正交胶合木是一种强度很高、趋于正交方向同性的工程木产品，其剪力墙整体性好、承载力大。然而，侧向力作用下正交胶合木剪力墙的破坏多集中在墙体与楼板或墙体间的连接中，且极易发生以局部木材劈裂为主的脆性破坏，致使其承载性能严重退化，而墙体中大部分木材的强度远未充分发挥。为避免上述“弱连接、强构件”的破坏模式，提出在墙体中贯穿预应力筋来提高其抗侧性能，并配以同预应力墙体侧向变形相协调的连接节点。本项目拟通过试验和理论分析阐明预应力效应对墙体力学性态的影响机理和墙体破坏机理；通过试验研究预应力剪力墙耗能型连接的滞回特性，阐明预应力效应和耗能效应的协同工作机理；继而，基于数值模拟揭示地震作用下结构响应的变化规律，并结合可靠度分析阐明各种不确定性对结构失效概率的影响。本项目对揭示预应力正交胶合木剪力墙结构体系的工作原理和破坏机理有十分重要的科学意义，对构建新型木结构抗震体系有重要工程应用价值。

预应力正交胶合木（cross-laminated timber, CLT）剪力墙结构体系抗侧力性能好、自恢复性能优，改善了传统CLT剪力墙“弱节点”的破坏模式，满足了在高烈度地震区域建造多高层木结构的需要。为了解析该类结构体系的抗震机理及地震可靠度，对预应力CLT剪力墙结构体系开展了系统的试验及理论研究。基于拟静力试验研究了预应力CLT剪力墙的抗侧力性能，阐明了预应力钢绞线的内力损失规律；基于建立的预应力CLT剪力墙模型开展参数分析，明确了相关参数对墙体抗侧力性能的影响规律。开发了适用于CLT墙体的角钢连接件、抗拔件和耗能件，测试了上述节点的力学性能及耗能能力；研究了角钢连接件在竖向拉力与水平剪力间的耦合受力机理，建立了可预估拉剪耦合效应的节点模型。

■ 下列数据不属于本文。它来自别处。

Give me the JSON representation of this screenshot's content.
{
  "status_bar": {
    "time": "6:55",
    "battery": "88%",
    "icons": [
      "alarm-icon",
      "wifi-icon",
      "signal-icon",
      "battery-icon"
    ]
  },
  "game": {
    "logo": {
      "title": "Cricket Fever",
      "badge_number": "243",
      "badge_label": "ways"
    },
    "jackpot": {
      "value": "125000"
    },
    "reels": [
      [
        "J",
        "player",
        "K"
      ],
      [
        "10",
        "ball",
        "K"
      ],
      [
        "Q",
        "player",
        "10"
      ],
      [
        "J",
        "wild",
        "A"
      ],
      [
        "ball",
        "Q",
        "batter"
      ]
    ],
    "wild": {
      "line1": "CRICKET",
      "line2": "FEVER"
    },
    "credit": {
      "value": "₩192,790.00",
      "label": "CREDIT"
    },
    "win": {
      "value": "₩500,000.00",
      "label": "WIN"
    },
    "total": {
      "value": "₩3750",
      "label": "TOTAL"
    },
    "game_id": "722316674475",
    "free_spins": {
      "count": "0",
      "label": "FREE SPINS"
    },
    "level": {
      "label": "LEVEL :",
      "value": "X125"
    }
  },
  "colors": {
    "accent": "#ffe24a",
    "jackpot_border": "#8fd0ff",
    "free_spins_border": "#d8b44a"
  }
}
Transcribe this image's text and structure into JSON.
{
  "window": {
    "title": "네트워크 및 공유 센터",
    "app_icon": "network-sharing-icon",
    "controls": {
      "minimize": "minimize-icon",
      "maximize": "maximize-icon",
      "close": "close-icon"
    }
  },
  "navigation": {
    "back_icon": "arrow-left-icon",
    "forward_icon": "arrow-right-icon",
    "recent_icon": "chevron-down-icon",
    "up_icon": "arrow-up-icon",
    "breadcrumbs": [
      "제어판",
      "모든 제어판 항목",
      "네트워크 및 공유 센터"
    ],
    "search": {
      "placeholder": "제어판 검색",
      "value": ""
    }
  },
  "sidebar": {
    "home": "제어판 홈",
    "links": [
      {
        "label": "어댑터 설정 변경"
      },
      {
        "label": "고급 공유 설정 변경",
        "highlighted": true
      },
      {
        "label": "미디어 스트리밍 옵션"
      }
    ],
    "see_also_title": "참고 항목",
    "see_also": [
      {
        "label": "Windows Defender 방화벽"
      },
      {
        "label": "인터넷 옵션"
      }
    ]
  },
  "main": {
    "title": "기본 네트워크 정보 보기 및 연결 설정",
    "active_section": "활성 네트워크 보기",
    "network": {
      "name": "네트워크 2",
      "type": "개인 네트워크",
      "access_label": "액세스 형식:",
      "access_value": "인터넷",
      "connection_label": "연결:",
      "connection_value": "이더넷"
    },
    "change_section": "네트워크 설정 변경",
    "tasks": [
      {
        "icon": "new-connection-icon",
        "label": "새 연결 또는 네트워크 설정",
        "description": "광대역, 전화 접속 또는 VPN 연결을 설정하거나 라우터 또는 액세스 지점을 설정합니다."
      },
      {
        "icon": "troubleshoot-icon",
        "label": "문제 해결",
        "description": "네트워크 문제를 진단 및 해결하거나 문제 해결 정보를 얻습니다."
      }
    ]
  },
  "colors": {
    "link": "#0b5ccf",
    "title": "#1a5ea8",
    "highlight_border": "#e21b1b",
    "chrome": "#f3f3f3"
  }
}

基于直接位移设计法设计了多幢预应力CLT剪力墙结构体系，基于经校对的结构体系模型，分析了其层间位移角限值；结合易损性理论分析了结构体系抗震性能，阐明了余震作用对关键动力响应参数的影响规律，评价了结构震后损伤并提出了耗能件种类的优选方案。分别采用易损性理论和响应面法分析了预应力CLT剪力墙结构的地震可靠度，定量计算了多遇、设防、罕遇地震性能水准下结构的地震可靠指数。研究结果表明：相较于普通CLT剪力墙，预应力CLT剪力墙的抗侧力性能显著提高，设置耗能件能够一定程度上提高预应力墙体的耗能能力；角钢连接件所受恒定竖向拉力的增长将削弱其水平抗剪承载力，经强化设计后其抗剪承载力将显著提升；直接位移设计法较适用于预应力CLT剪力墙结构的抗震设计，多遇、设防、罕遇地震性能水准下建议的结构最大层间位移角限值分别为1/145，1/70和1/45；预应力CLT剪力墙结构的震后残余位移角非常小，余震作用对结构最大层间位移角几乎没有影响。基于响应面法得到的可靠度指标要稍小于基于易损性理论得到的可靠度指标，可基于各自特点选取合适的可靠度分析方法。课题研究为预应力CLT剪力墙结构体系的工程应用奠定了基础，对于倡导绿色低碳建筑、促进多高层建筑抗震技术发展，都有着重要意义。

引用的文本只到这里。